Geç Cumhuriyet dönemi Rize Valisi’nin 9 yıllık bu müthiş, vahim skandala
el koymasıyla yanlış düzeltiliyor ve fotoğrafın altına Ziya Hurşit’in adı
silinerek Dr. Abidin Bey yazılıyor.
Hangi cür’et, cesaret, yüz ve idrakle I. Meclis’te görev yapmış önemli
bir milletvekilinin adını ve fotoğrafını asılı olduğu duvardan kaldırıyorsunuz?
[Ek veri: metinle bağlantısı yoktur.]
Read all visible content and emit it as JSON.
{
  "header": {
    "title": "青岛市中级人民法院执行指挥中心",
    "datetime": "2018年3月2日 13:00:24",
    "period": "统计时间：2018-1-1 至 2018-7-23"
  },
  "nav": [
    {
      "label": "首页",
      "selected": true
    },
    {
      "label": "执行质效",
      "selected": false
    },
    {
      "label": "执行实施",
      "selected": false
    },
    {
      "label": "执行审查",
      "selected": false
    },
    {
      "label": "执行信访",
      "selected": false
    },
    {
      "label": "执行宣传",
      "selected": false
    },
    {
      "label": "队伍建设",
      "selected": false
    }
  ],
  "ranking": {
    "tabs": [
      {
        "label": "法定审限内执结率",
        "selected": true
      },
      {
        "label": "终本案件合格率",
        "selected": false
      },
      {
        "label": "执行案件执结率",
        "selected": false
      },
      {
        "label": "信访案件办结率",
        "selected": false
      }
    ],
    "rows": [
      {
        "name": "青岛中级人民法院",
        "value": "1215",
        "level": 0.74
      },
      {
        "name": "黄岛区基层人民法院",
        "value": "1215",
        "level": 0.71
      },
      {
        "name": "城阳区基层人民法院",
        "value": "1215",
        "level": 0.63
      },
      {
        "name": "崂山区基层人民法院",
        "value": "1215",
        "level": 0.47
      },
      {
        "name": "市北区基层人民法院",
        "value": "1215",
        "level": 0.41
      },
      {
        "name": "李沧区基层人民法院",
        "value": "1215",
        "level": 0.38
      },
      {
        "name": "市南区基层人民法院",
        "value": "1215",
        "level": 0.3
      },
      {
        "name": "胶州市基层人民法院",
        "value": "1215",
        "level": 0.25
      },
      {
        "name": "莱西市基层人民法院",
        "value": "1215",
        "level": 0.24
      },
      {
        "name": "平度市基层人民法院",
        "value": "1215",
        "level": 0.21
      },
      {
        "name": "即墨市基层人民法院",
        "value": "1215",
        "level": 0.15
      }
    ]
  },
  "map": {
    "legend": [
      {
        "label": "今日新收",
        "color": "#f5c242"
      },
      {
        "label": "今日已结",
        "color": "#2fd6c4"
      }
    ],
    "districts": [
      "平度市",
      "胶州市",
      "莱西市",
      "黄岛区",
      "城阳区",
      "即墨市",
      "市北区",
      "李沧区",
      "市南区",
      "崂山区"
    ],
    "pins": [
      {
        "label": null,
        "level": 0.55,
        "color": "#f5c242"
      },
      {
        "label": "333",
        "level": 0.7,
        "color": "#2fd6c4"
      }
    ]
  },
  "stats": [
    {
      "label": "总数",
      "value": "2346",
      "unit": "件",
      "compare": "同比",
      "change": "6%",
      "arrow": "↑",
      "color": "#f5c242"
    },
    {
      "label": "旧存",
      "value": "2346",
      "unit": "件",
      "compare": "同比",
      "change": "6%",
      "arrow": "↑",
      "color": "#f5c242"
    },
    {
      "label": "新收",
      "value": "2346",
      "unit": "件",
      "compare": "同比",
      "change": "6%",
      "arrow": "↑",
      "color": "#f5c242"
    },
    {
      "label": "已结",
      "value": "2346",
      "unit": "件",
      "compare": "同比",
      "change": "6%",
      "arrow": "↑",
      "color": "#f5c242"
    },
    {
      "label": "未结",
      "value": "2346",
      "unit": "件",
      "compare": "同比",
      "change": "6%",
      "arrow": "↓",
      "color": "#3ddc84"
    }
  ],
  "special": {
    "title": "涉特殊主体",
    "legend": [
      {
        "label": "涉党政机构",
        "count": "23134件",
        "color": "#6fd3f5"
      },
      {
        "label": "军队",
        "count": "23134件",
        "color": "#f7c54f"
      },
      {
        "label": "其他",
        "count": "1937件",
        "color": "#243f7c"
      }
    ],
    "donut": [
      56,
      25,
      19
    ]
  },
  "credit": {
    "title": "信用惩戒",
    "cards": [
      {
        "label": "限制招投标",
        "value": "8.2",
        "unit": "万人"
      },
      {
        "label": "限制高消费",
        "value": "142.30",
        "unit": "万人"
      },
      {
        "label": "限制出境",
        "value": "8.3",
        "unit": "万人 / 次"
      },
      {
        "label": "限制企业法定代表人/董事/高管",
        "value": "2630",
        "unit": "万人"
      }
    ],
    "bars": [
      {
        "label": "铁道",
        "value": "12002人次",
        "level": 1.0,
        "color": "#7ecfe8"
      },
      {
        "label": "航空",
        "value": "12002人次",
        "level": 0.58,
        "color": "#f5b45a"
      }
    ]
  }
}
Aslında bu bir skandal! Tarihe, milli mücadeleye, tarihî gerçeklere yapılmış
bir saldırı! Valilik aslında “milli irade”ye saygısızlık ve saldırı olan bu
skandala el koymalı! Ancak, ortada Atatürk ve İzmir Suikasti gibi bir ‘tabu’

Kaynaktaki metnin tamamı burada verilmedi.